Adoption rate is an often undervalued metric. Don't ask "how many times was the model called." Ask "how many times did a user actually act on the model's output." Those are different numbers. Sometimes very different.

What happens after the board presentation

Back to the company from the beginning of this article.

May. The presentation goes beautifully. All green KPIs. The board is delighted. The project gets funding. Goes to production.

June. Users start complaining. The model makes errors nobody planned for in the KPIs. Because the KPIs didn't measure errors. They measured response speed.

July. The first serious incident. The model suggested the wrong category in the classification system. Three weeks of manual corrections.

August. The project manager is surprised. "But the KPIs were good." They still are. That's exactly the problem.

December. The annual report. The AI project described as "in stabilization." That's a euphemism. Technical debt. Data quality issues nobody measured in May. Six months later, things that were visible from the start - but nobody wanted to see them.

This isn't a hypothetical. It's a scenario I've watched play out in different variations several times.

How to design KPIs to learn, not just to win

Three principles I use in practice.

Principle 1: Ask "what do we want to find out?", not "how do we look good?"

Before every metric, ask one question: what does this number tell us about whether we're doing the right thing? If it can't answer that question - remove it from the dashboard.

Example: "Model response time" tells us nothing about whether we're doing the right thing. "Percentage of users who acted on the model's recommendation" - that does.

Principle 2: Measure early and ugly

An ugly metric measured early is better than a clean metric measured too late. Don't wait for production. Measure during the pilot. Even if the data is incomplete.

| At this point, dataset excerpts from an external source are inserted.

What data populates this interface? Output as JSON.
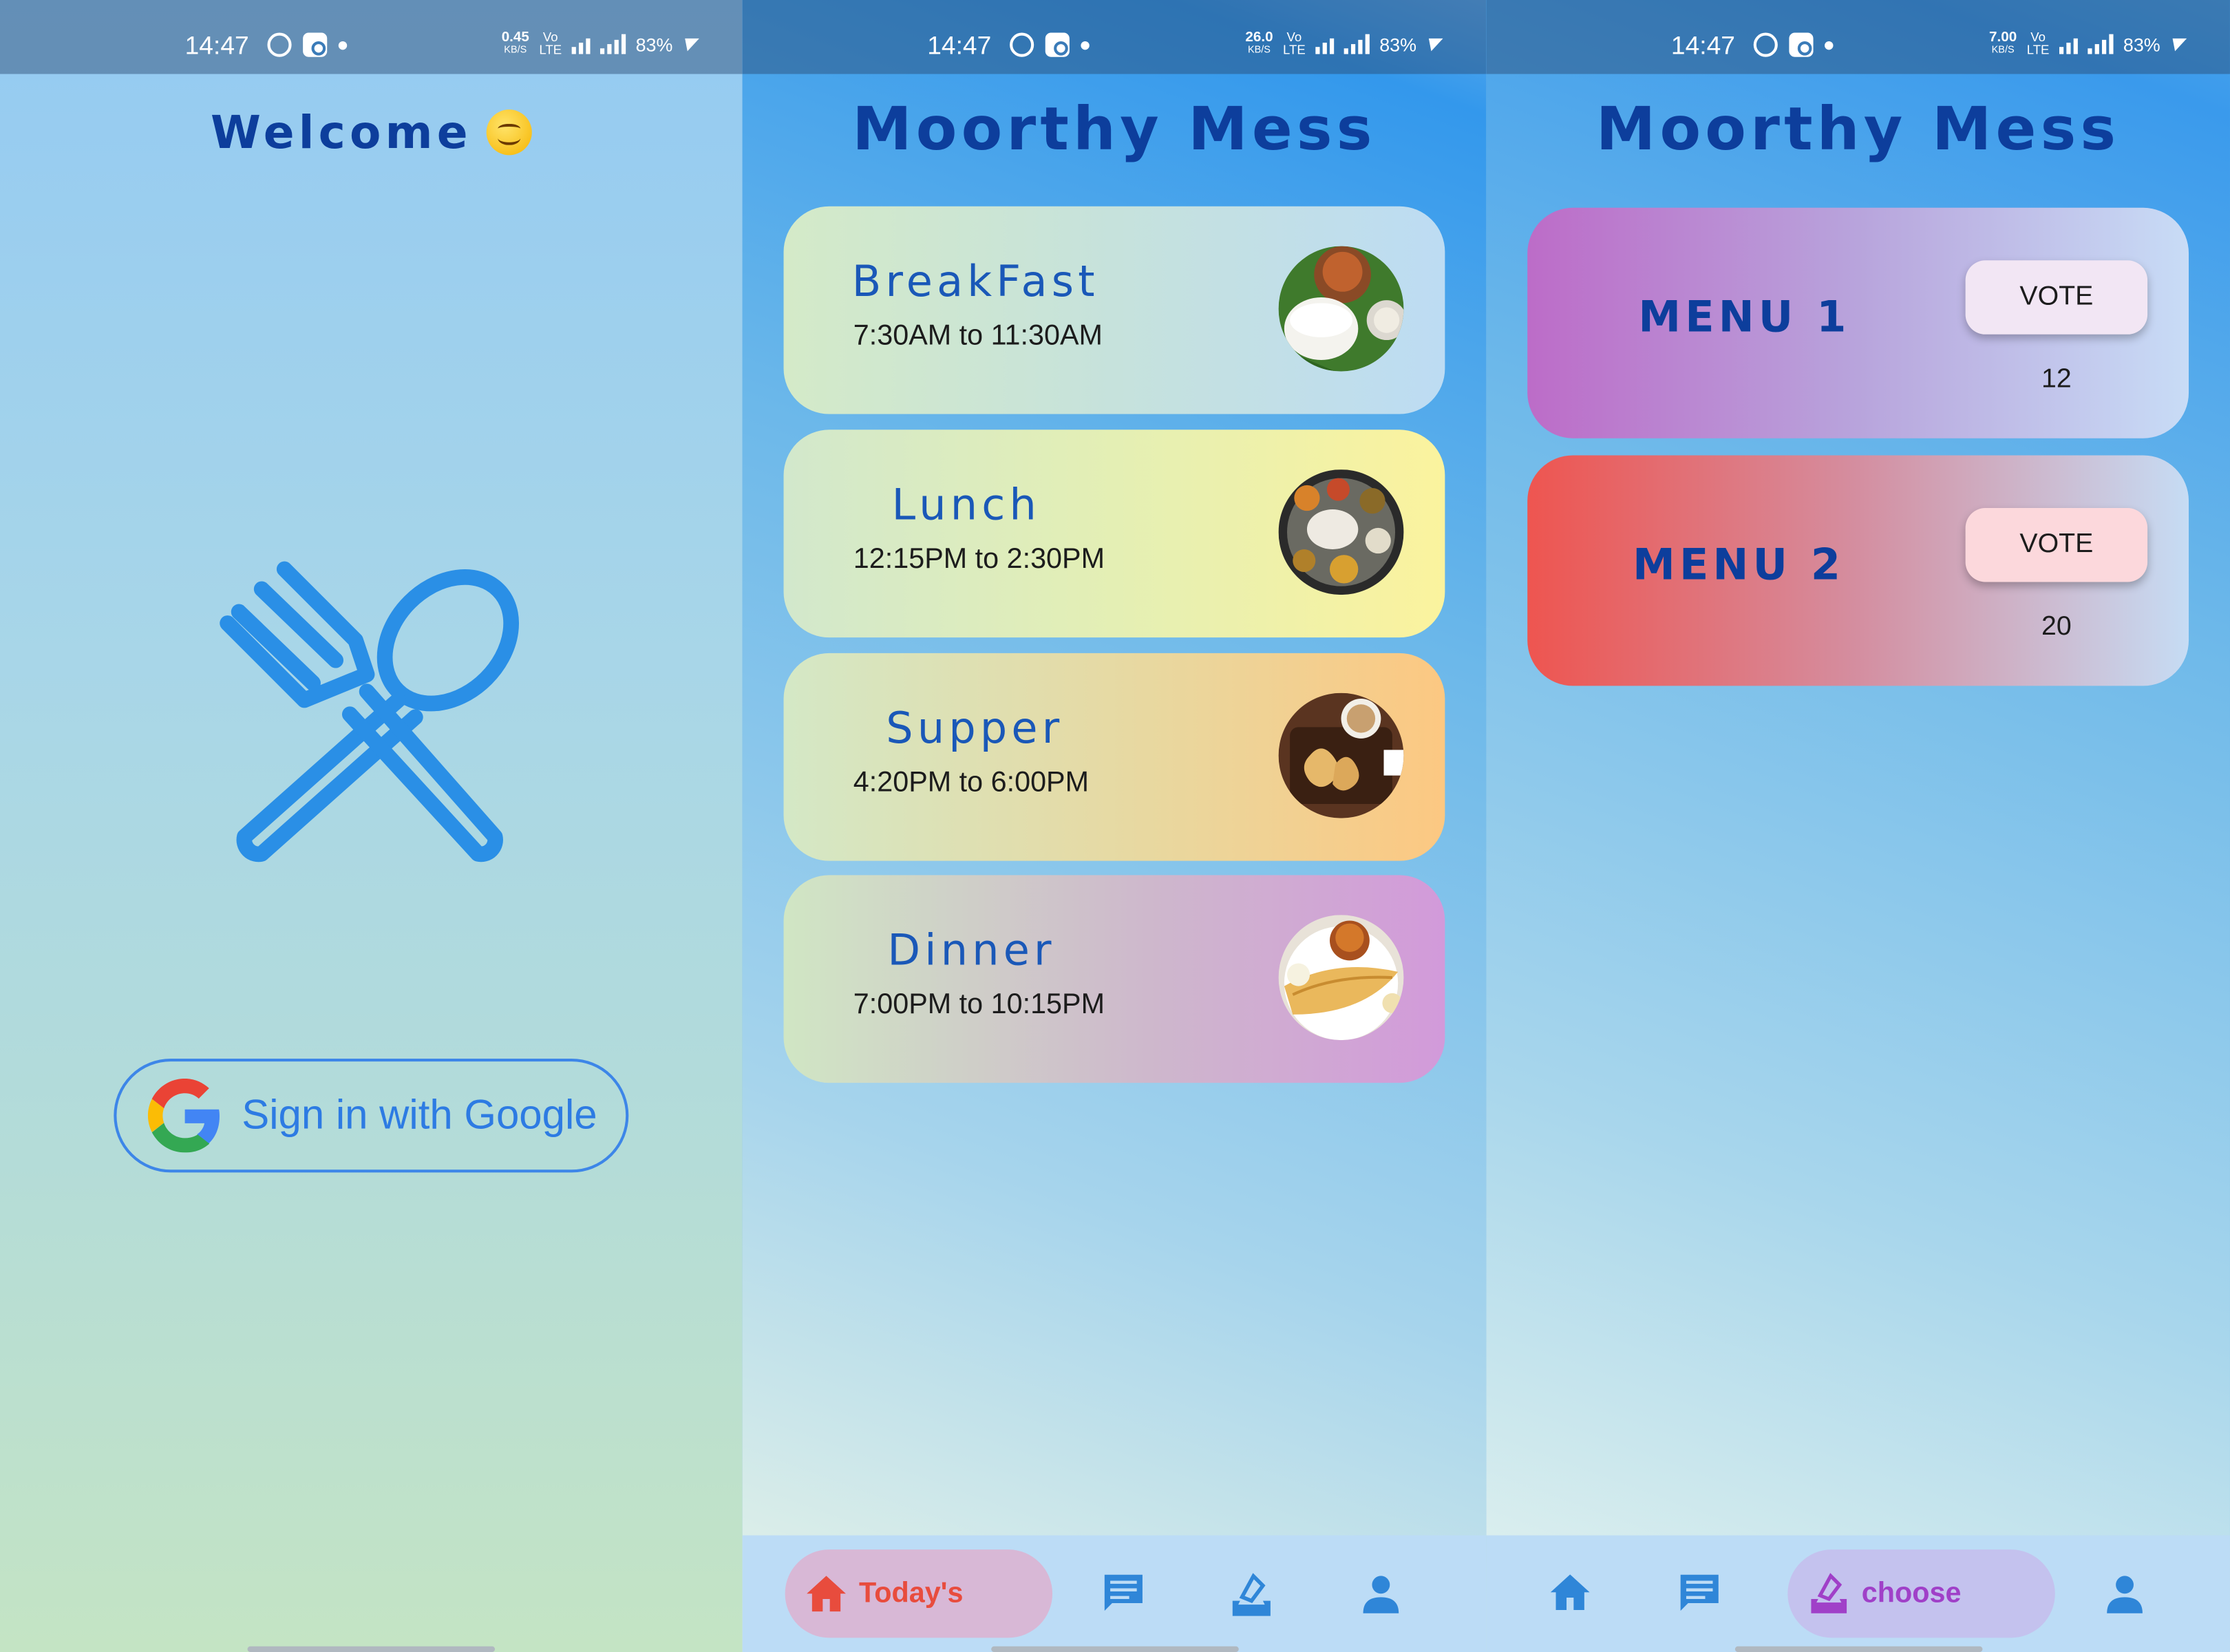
{
  "status": {
    "time": "14:47",
    "battery": "83%",
    "speed1": "0.45",
    "speed2": "26.0",
    "speed3": "7.00",
    "speed_unit": "KB/S",
    "volte_top": "Vo",
    "volte_bottom": "LTE",
    "network": "4G"
  },
  "login": {
    "welcome": "Welcome",
    "signin_label": "Sign in with Google",
    "icons": [
      "fork-spoon-icon",
      "google-logo-icon",
      "smile-emoji-icon"
    ]
  },
  "app": {
    "title": "Moorthy Mess"
  },
  "meals": [
    {
      "name": "BreakFast",
      "time": "7:30AM to 11:30AM",
      "image": "idli-sambar-photo"
    },
    {
      "name": "Lunch",
      "time": "12:15PM to 2:30PM",
      "image": "thali-photo"
    },
    {
      "name": "Supper",
      "time": "4:20PM to 6:00PM",
      "image": "tea-biscuits-photo"
    },
    {
      "name": "Dinner",
      "time": "7:00PM to 10:15PM",
      "image": "dosa-photo"
    }
  ],
  "menus": [
    {
      "name": "MENU 1",
      "vote_label": "VOTE",
      "votes": "12"
    },
    {
      "name": "MENU 2",
      "vote_label": "VOTE",
      "votes": "20"
    }
  ],
  "nav": {
    "today_label": "Today's",
    "choose_label": "choose",
    "items": [
      "home-icon",
      "chat-icon",
      "vote-icon",
      "person-icon"
    ],
    "colors": {
      "today_active": "#e84c3d",
      "choose_active": "#a040c8",
      "inactive": "#2f86d8"
    }
  }
}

Early, ugly data gives you time to course-correct. Late, beautiful data gives you material for a presentation. That's all.

Principle 3: Separate learning metrics from reporting metrics

Learning metrics are measures that help you understand what's working and what isn't. Reporting metrics are what you show the board. They don't have to be the same numbers.

What does this look like in practice? Two separate views. Board dashboard: percentage of users acting on model recommendations, decision time before/after, number of escalations. Team dashboard: breakdown of error types, adoption rate by user segment, input data quality. Everyone gets what they need - without filtering.

The board needs evidence of progress. The team needs signals for learning. Thinking that one dashboard can serve both goals is the source of many problems.

A small, honest reflection

I'm not writing this from the position of someone who always did it right. I was in that conference room. I saw that choice. And sometimes I didn't have the energy - or the courage - to say out loud: "that's the wrong question."

The pressure for good results is real. The board wants green. The project sponsor wants green. You want green too - because the project matters and you genuinely want more resources.

But green KPIs in June and red in December is a far worse scenario than yellow KPIs all year with honest information about what you're learning.

The thing is, yellow KPIs require courage. And trust that the board will value honesty over marketing.

How do you talk to a board that wants nothing but green? One technique that helped me: instead of "we have yellow KPIs" - "we have an early signal about a problem we can fix now for X, or fix later for 10X." The board doesn't want yellow. The board wants control over risk. Yellow KPIs with context aren't failure - they're risk management.

Do the KPIs in your AI project tell you something real? Or are some of them there mostly to look good in May?